Exact formula for 1-lower run overpartitions
Lukas Mauth
TL;DR
This work derives an exact Rademacher-type formula for the Fourier coefficients $\overline{p_1}(n)$ counting lower $1$-run overpartitions by extending the Hardy–Ramanujan Circle Method to a mixed mock modular setting. It constructs and analyzes the modular transformation laws of the twisted generating function $\overline{G_1}(q)$, bounds generalized Kloosterman sums, and incorporates Mordell integrals to capture nonholomorphic contributions of mock components.
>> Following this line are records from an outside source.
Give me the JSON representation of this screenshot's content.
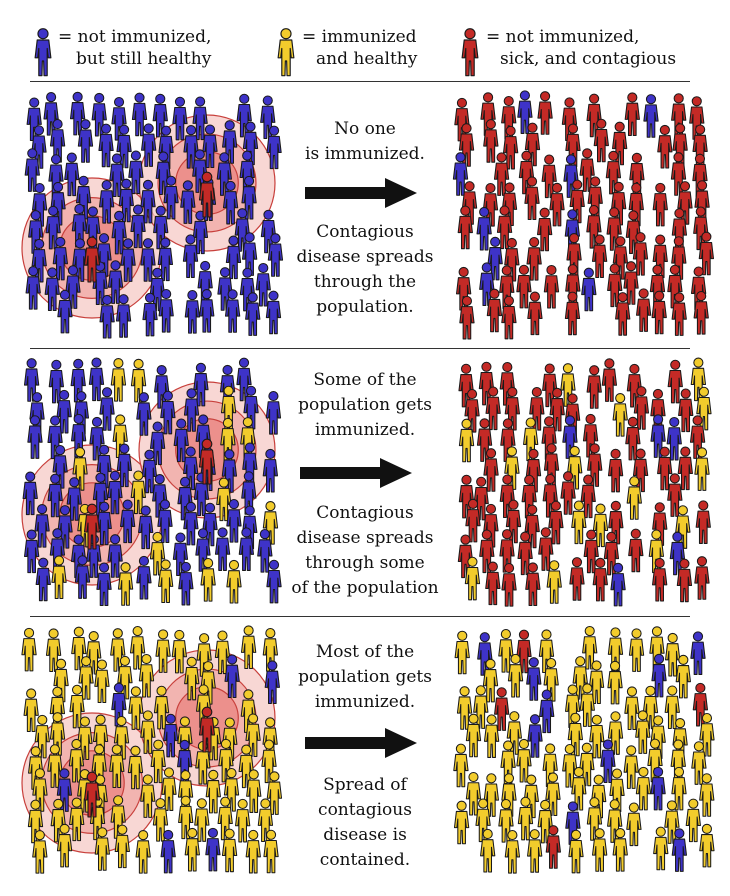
{
  "colors": {
    "not_immunized": "#3e33c8",
    "immunized": "#f2cc2c",
    "sick": "#c42a26",
    "outline": "#1a1a1a",
    "ring": "#e04040"
  },
  "legend": [
    {
      "lines": [
        "= not immunized,",
        "but still healthy"
      ],
      "status": "not_immunized"
    },
    {
      "lines": [
        "= immunized",
        "and healthy"
      ],
      "status": "immunized"
    },
    {
      "lines": [
        "= not immunized,",
        "sick, and contagious"
      ],
      "status": "sick"
    }
  ],
  "scenarios": [
    {
      "caption_top": [
        "No one",
        "is immunized."
      ],
      "caption_bottom": [
        "Contagious",
        "disease spreads",
        "through the",
        "population."
      ],
      "mix_before": "none",
      "mix_after": "none"
    },
    {
      "caption_top": [
        "Some of the",
        "population gets",
        "immunized."
      ],
      "caption_bottom": [
        "Contagious",
        "disease spreads",
        "through some",
        "of the population"
      ],
      "mix_before": "some",
      "mix_after": "some"
    },
    {
      "caption_top": [
        "Most of the",
        "population gets",
        "immunized."
      ],
      "caption_bottom": [
        "Spread of",
        "contagious",
        "disease is",
        "contained."
      ],
      "mix_before": "most",
      "mix_after": "most"
    }
  ]
}
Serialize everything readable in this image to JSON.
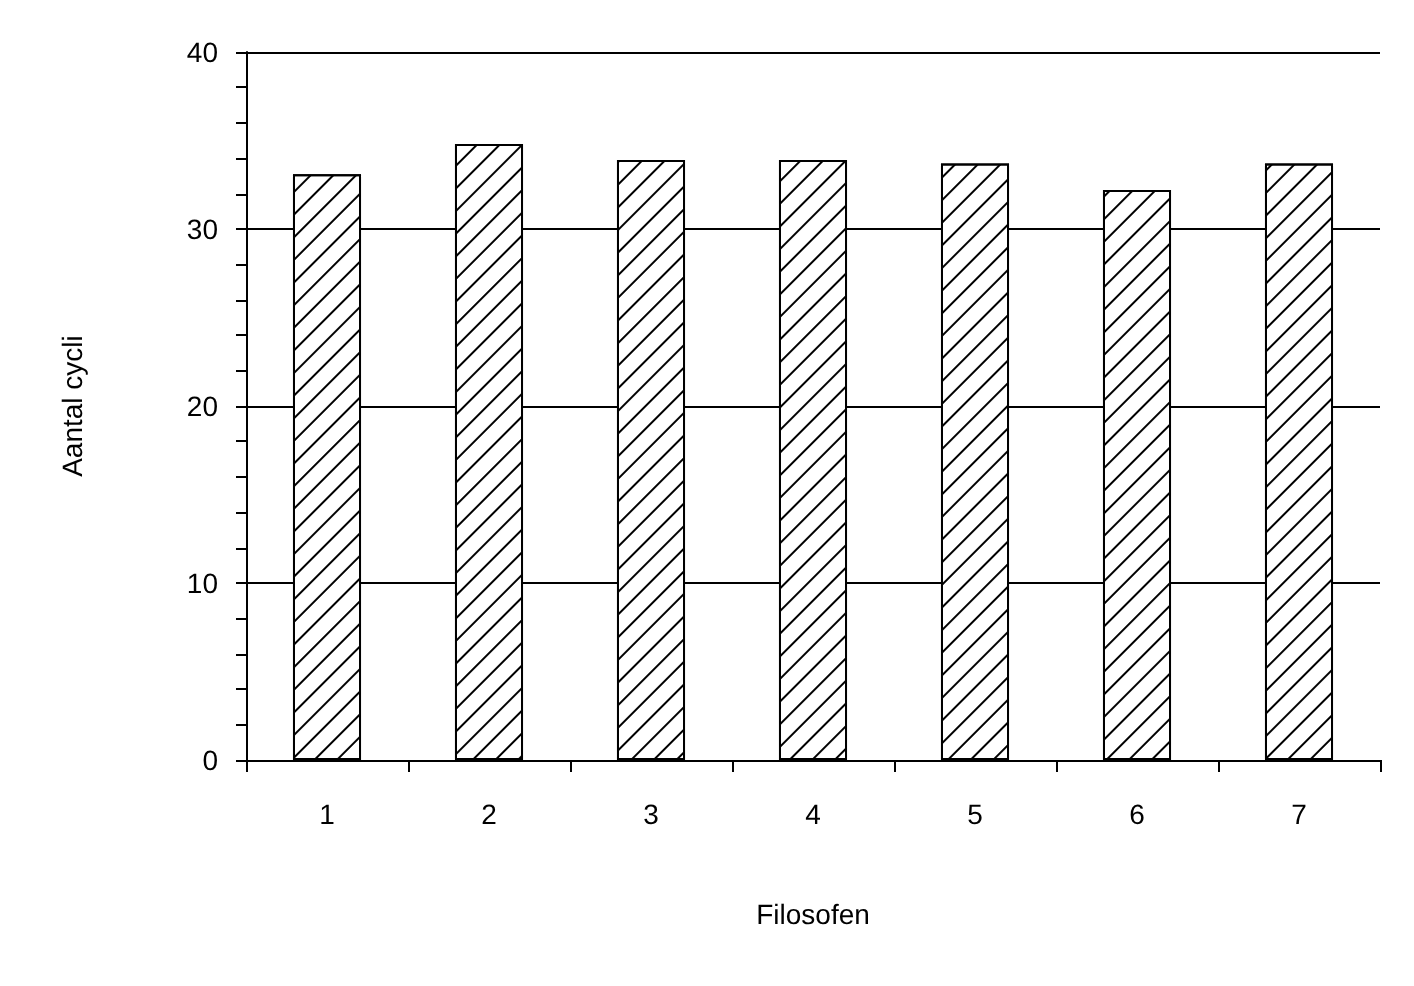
{
  "chart_data": {
    "type": "bar",
    "xlabel": "Filosofen",
    "ylabel": "Aantal cycli",
    "categories": [
      "1",
      "2",
      "3",
      "4",
      "5",
      "6",
      "7"
    ],
    "values": [
      33.1,
      34.8,
      33.9,
      33.9,
      33.7,
      32.2,
      33.7
    ],
    "color": "#ffffff",
    "ylim": [
      0,
      40
    ],
    "yticks": [
      0,
      {
        "value": 2,
        "label": null
      },
      {
        "value": 4,
        "label": null
      },
      {
        "value": 6,
        "label": null
      },
      {
        "value": 8,
        "label": null
      },
      10,
      {
        "value": 12,
        "label": null
      },
      {
        "value": 14,
        "label": null
      },
      {
        "value": 16,
        "label": null
      },
      {
        "value": 18,
        "label": null
      },
      20,
      {
        "value": 22,
        "label": null
      },
      {
        "value": 24,
        "label": null
      },
      {
        "value": 26,
        "label": null
      },
      {
        "value": 28,
        "label": null
      },
      30,
      {
        "value": 32,
        "label": null
      },
      {
        "value": 34,
        "label": null
      },
      {
        "value": 36,
        "label": null
      },
      {
        "value": 38,
        "label": null
      },
      40
    ],
    "grid": "y"
  }
}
The main result Expresses $\overline{p_1}(n)$ as a convergent sum over $k$ and $\nu$ involving Kloosterman multipliers $K_k^{[12]}$, $K_k^{[22]}$ and integrals $\mathcal{I}_{b,k,\nu}(n)$, and shows the $k=2$ term dominates the asymptotics, yielding a compact leading-term formula. Overall, the paper extends Rademacher-type exact formulas to a new class of mixed-mock modular objects, aligning with prior Circle Method developments for related partition-theoretic functions.
Abstract
We are going to show an exact formula for lower $1$-run overpartitions. The generating function is of mixed mock-modular type with an overall weight $0.$ We will apply an extended version of the classical Circle Method. The approach requires bounding modified Kloosterman sums and Mordell integrals.